Ormai è noto: in alcune persone il covid-19 ha effetti gravi, a volte purtroppo letali. In altre invece il contagio provoca conseguenze leggere, o addirittura non percepibili: i cosiddetti asintomatici. Ma cosa determina il diverso esito della malattia?
A scoprirlo sono stati gli scienziati italiani, che hanno identificato la molecola responsabile: si tratta di un biomarcatore, la sfingosina-1-fosfato, presente normalmente nel nostro organismo. Una sostanza che ha un ruolo chiave nell’infezione da SARS-CoV-2.
Quando la sfingosina-1-fosfato è carente nell’organismo, è più facile che il contagio del virus si manifesti in forma grave. La scoperta tutta italiana del marcatore molecolare permetterà di predire la gravità del corso della malattia, e soprattutto di ottimizzare gli sforzi terapeutici sul singolo individuo.
La ricerca è stata portata avanti da un team multidisciplinare di studiosi italiani, ed è frutto della collaborazione tra l’Università degli Studi di Milano, il Policlinico di Milano e l’Aeronautica Militare con l’Istituto di Medicina Aerospaziale di Milano. Lo studio che ha portato all’identificazione della molecola è stato realizzato a Milano, una delle città più colpite dalla pandemia. La ricerca è stata condotta su 111 pazienti.
“Bassi livelli circolanti di sfingosina-1-fosfato sono indicativi di un’aumentata probabilità che nei contagiati da covid-19 s’instauri un grave quadro clinico, che richieda il ricovero in terapia intensiva del paziente, oltre a indicare probabilità maggiore di esito sfavorevole e quindi di decesso”, spiega Giovanni Marfia, del Laboratorio di Neurochirurgia Sperimentale e Terapia Cellulare del Policlinico di Milano, coordinatore del team di scienziati.

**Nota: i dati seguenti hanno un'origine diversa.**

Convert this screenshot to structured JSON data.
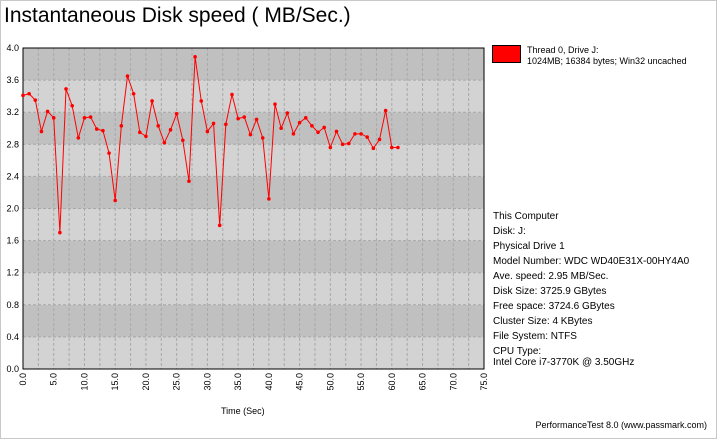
{
  "window": {
    "title": "Instantaneous Disk speed ( MB/Sec.)",
    "footer": "PerformanceTest 8.0 (www.passmark.com)"
  },
  "legend": {
    "line1": "Thread 0, Drive J:",
    "line2": "1024MB; 16384 bytes; Win32 uncached",
    "color": "#ff0000"
  },
  "info": {
    "heading": "This Computer",
    "disk": "Disk: J:",
    "physical_drive": "Physical Drive 1",
    "model": "Model Number: WDC WD40E31X-00HY4A0",
    "ave_speed": "Ave. speed: 2.95 MB/Sec.",
    "disk_size": "Disk Size: 3725.9 GBytes",
    "free_space": "Free space: 3724.6 GBytes",
    "cluster_size": "Cluster Size: 4 KBytes",
    "file_system": "File System: NTFS",
    "cpu_label": "CPU Type:",
    "cpu_value": "Intel Core i7-3770K @ 3.50GHz"
  },
  "chart_data": {
    "type": "line",
    "title": "Instantaneous Disk speed ( MB/Sec.)",
    "xlabel": "Time (Sec)",
    "ylabel": "",
    "xlim": [
      0,
      75
    ],
    "ylim": [
      0,
      4
    ],
    "x_ticks": [
      "0.0",
      "2.5",
      "5.0",
      "7.5",
      "10.0",
      "12.5",
      "15.0",
      "17.5",
      "20.0",
      "22.5",
      "25.0",
      "27.5",
      "30.0",
      "32.5",
      "35.0",
      "37.5",
      "40.0",
      "42.5",
      "45.0",
      "47.5",
      "50.0",
      "52.5",
      "55.0",
      "57.5",
      "60.0",
      "62.5",
      "65.0",
      "67.5",
      "70.0",
      "72.5",
      "75.0"
    ],
    "x_tick_labels": [
      "0.0",
      "",
      "5.0",
      "",
      "10.0",
      "",
      "15.0",
      "",
      "20.0",
      "",
      "25.0",
      "",
      "30.0",
      "",
      "35.0",
      "",
      "40.0",
      "",
      "45.0",
      "",
      "50.0",
      "",
      "55.0",
      "",
      "60.0",
      "",
      "65.0",
      "",
      "70.0",
      "",
      "75.0"
    ],
    "y_ticks": [
      "0.0",
      "0.4",
      "0.8",
      "1.2",
      "1.6",
      "2.0",
      "2.4",
      "2.8",
      "3.2",
      "3.6",
      "4.0"
    ],
    "grid": true,
    "legend_position": "top-right",
    "series": [
      {
        "name": "Thread 0, Drive J:",
        "color": "#ff0000",
        "x": [
          0,
          1,
          2,
          3,
          4,
          5,
          6,
          7,
          8,
          9,
          10,
          11,
          12,
          13,
          14,
          15,
          16,
          17,
          18,
          19,
          20,
          21,
          22,
          23,
          24,
          25,
          26,
          27,
          28,
          29,
          30,
          31,
          32,
          33,
          34,
          35,
          36,
          37,
          38,
          39,
          40,
          41,
          42,
          43,
          44,
          45,
          46,
          47,
          48,
          49,
          50,
          51,
          52,
          53,
          54,
          55,
          56,
          57,
          58,
          59,
          60,
          61
        ],
        "y": [
          3.41,
          3.43,
          3.35,
          2.96,
          3.21,
          3.13,
          1.7,
          3.49,
          3.28,
          2.88,
          3.13,
          3.14,
          2.99,
          2.97,
          2.69,
          2.1,
          3.03,
          3.65,
          3.43,
          2.95,
          2.9,
          3.34,
          3.03,
          2.82,
          2.98,
          3.18,
          2.85,
          2.34,
          3.89,
          3.34,
          2.96,
          3.06,
          1.79,
          3.05,
          3.42,
          3.12,
          3.14,
          2.92,
          3.11,
          2.88,
          2.12,
          3.3,
          3.0,
          3.19,
          2.93,
          3.07,
          3.13,
          3.03,
          2.95,
          3.01,
          2.76,
          2.96,
          2.8,
          2.81,
          2.93,
          2.93,
          2.89,
          2.75,
          2.86,
          3.22,
          2.76,
          2.76
        ]
      }
    ]
  }
}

“I dati analizzati ci hanno consentito di determinare un valore soglia di sfingosina-1-fosfato, misurabile dopo un prelievo di sangue già al momento della manifestazione dei primi sintomi. Un livello basso della sostanza, inferiore al valore soglia identificato, “aumenta l’incidenza di complicanze e di un danno severo a diversi organi, tra cui polmoni, fegato e rene”, sottolinea il ricercatore.
“La sfingosina-1-fosfato è un biomodulatore chiave in molti processi cellulari vitali, tra cui lo sviluppo e l’integrità vascolare, il traffico linfocitario ed i processi infiammatori”, afferma Laura Riboni, professore Ordinario di Biochimica dell’Università degli Studi di Milano.

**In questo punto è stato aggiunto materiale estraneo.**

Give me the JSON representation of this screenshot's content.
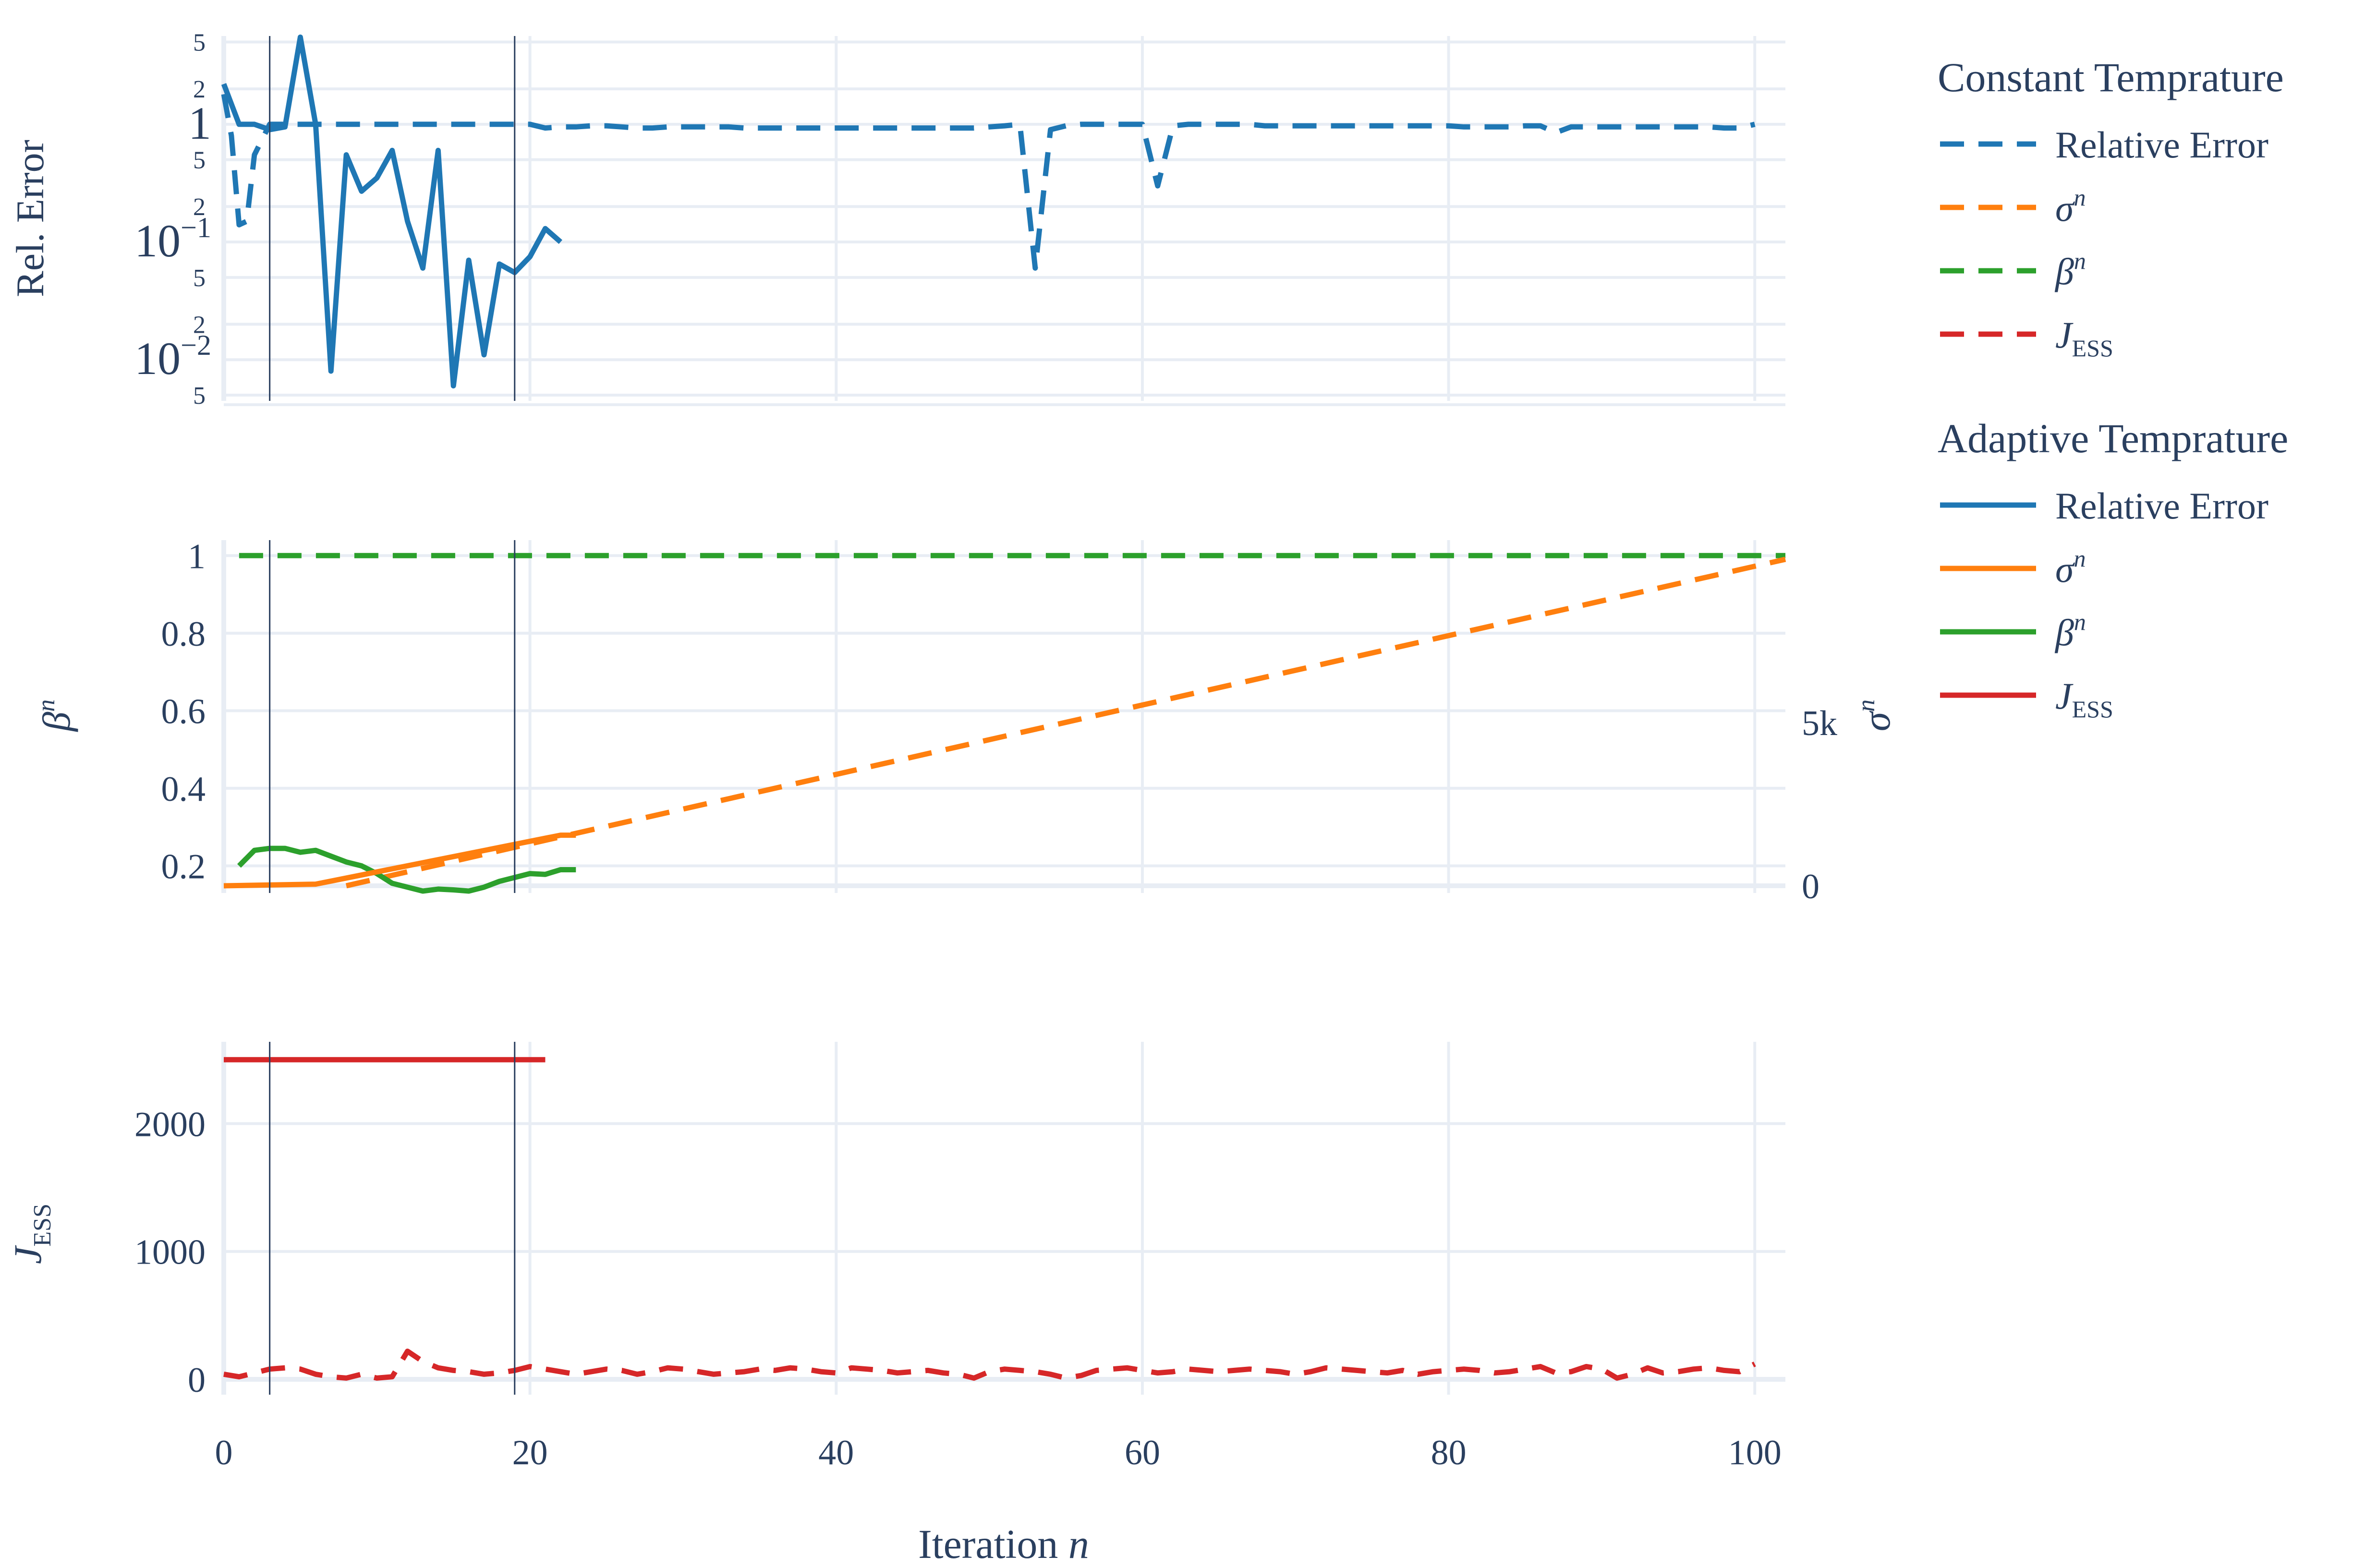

Quando i livelli circolanti di sfingosina-1-fosfato diminuiscono, s’instaura un danno vascolare e un’alterata risposta del sistema immunitario: risposta che determina un eccessivo e persistente stato infiammatorio. Il ripristino dei livelli fisiologici di sfingosina-1-fosfato può rappresentare una strategia utile a ridurre il rischio di progressione infausta del quadro clinico in pazienti con COVID-19 ed anche ad indurre un’efficace risposta immunitaria dopo vaccinazione.

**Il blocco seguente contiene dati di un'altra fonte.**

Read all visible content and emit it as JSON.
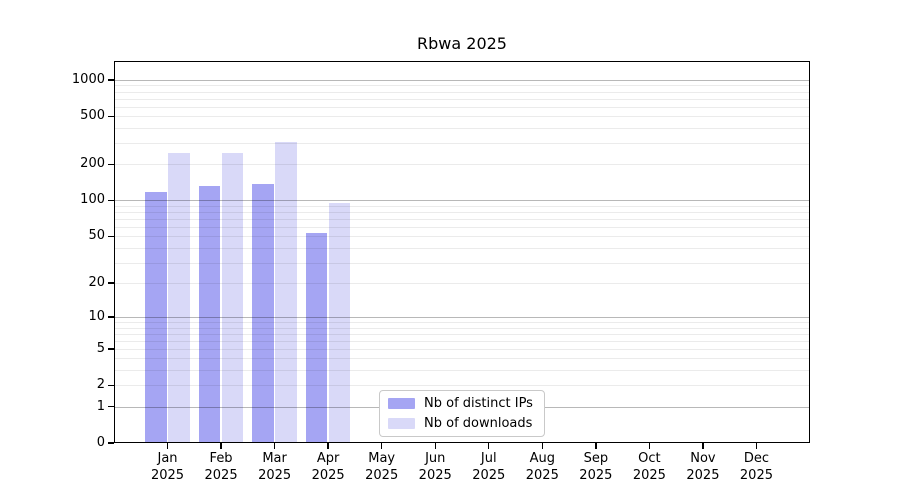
{
  "window": {
    "title": "Rbwa 2025"
  },
  "chart_data": {
    "type": "bar",
    "title": "Rbwa 2025",
    "categories": [
      "Jan 2025",
      "Feb 2025",
      "Mar 2025",
      "Apr 2025",
      "May 2025",
      "Jun 2025",
      "Jul 2025",
      "Aug 2025",
      "Sep 2025",
      "Oct 2025",
      "Nov 2025",
      "Dec 2025"
    ],
    "series": [
      {
        "name": "Nb of distinct IPs",
        "color": "#a5a5f3",
        "values": [
          117,
          131,
          138,
          53,
          0,
          0,
          0,
          0,
          0,
          0,
          0,
          0
        ]
      },
      {
        "name": "Nb of downloads",
        "color": "#d9d9f8",
        "values": [
          250,
          250,
          305,
          95,
          0,
          0,
          0,
          0,
          0,
          0,
          0,
          0
        ]
      }
    ],
    "xlabel": "",
    "ylabel": "",
    "yscale": "log1p",
    "yticks": [
      1000,
      500,
      200,
      100,
      50,
      20,
      10,
      5,
      2,
      1,
      0
    ],
    "ylim": [
      0,
      1500
    ],
    "grid": {
      "horizontal_major": [
        1,
        10,
        100,
        1000
      ],
      "horizontal_minor_decades": [
        1,
        10,
        100
      ]
    },
    "legend": {
      "position": "lower center"
    }
  }
}
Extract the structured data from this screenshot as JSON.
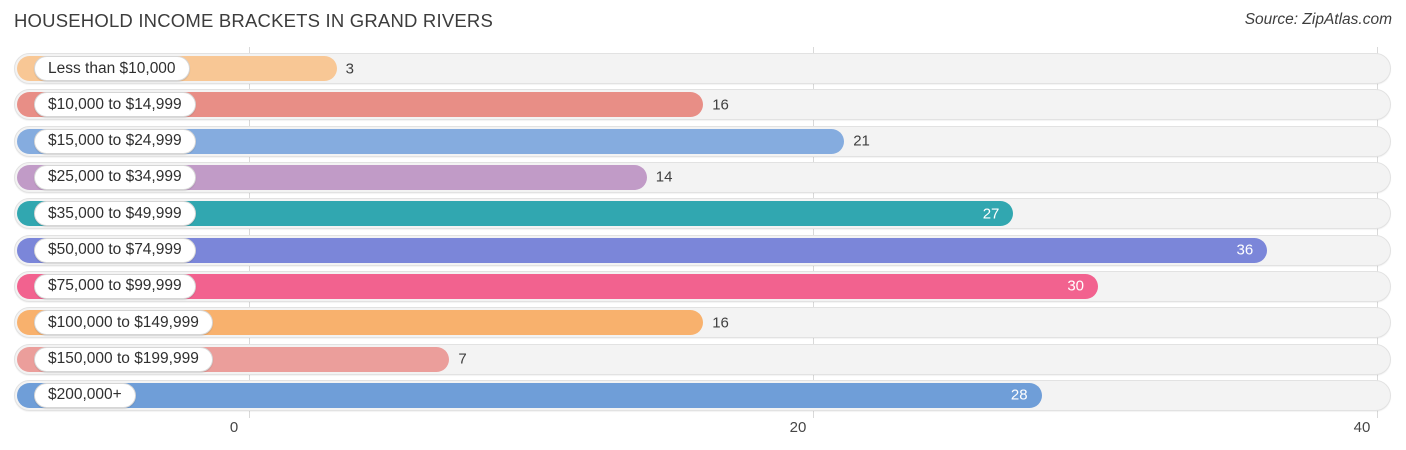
{
  "header": {
    "title": "HOUSEHOLD INCOME BRACKETS IN GRAND RIVERS",
    "source": "Source: ZipAtlas.com"
  },
  "chart_data": {
    "type": "bar",
    "orientation": "horizontal",
    "title": "HOUSEHOLD INCOME BRACKETS IN GRAND RIVERS",
    "xlabel": "",
    "ylabel": "",
    "xlim": [
      0,
      40
    ],
    "x_ticks": [
      0,
      20,
      40
    ],
    "grid": true,
    "legend": false,
    "rows": [
      {
        "label": "Less than $10,000",
        "value": 3,
        "color": "#f8c795",
        "value_inside": false
      },
      {
        "label": "$10,000 to $14,999",
        "value": 16,
        "color": "#e88e86",
        "value_inside": false
      },
      {
        "label": "$15,000 to $24,999",
        "value": 21,
        "color": "#85acdf",
        "value_inside": false
      },
      {
        "label": "$25,000 to $34,999",
        "value": 14,
        "color": "#c19bc7",
        "value_inside": false
      },
      {
        "label": "$35,000 to $49,999",
        "value": 27,
        "color": "#31a7b0",
        "value_inside": true
      },
      {
        "label": "$50,000 to $74,999",
        "value": 36,
        "color": "#7b86d9",
        "value_inside": true
      },
      {
        "label": "$75,000 to $99,999",
        "value": 30,
        "color": "#f2628f",
        "value_inside": true
      },
      {
        "label": "$100,000 to $149,999",
        "value": 16,
        "color": "#f8b16d",
        "value_inside": false
      },
      {
        "label": "$150,000 to $199,999",
        "value": 7,
        "color": "#eb9e9b",
        "value_inside": false
      },
      {
        "label": "$200,000+",
        "value": 28,
        "color": "#6f9ed8",
        "value_inside": true
      }
    ]
  }
}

I risultati della ricerca sono certificati dalla pubblicazione su una rivista scientifica internazionale di primo livello, la EMBO Molecular Medicine (leggi qui il paper pubblicato).
“Lo studio, tutto italiano – sottolinea Stefano Centanni, Direttore del Dipartimento di Scienze della Salute dell’ASST Santi Paolo e Carlo – potrebbe avere risvolti importanti: la sfingosina-1-fosfato può essere utilizzata come indicatore per l’andamento della malattia, permettendo una più precisa classificazione dei pazienti e la concretizzazione di interventi precoci”.
Un altro risvolto importante di questo studio è che la sfingosina-1-fosfato può essere considerata un nuovo bersaglio terapeutico, sia in termini di ripristino dei normali livelli circolanti, sia nel potenziamento dei protocolli terapeutici in quei pazienti a più alto rischio, consentendo anche una migliore allocazione delle risorse sanitarie.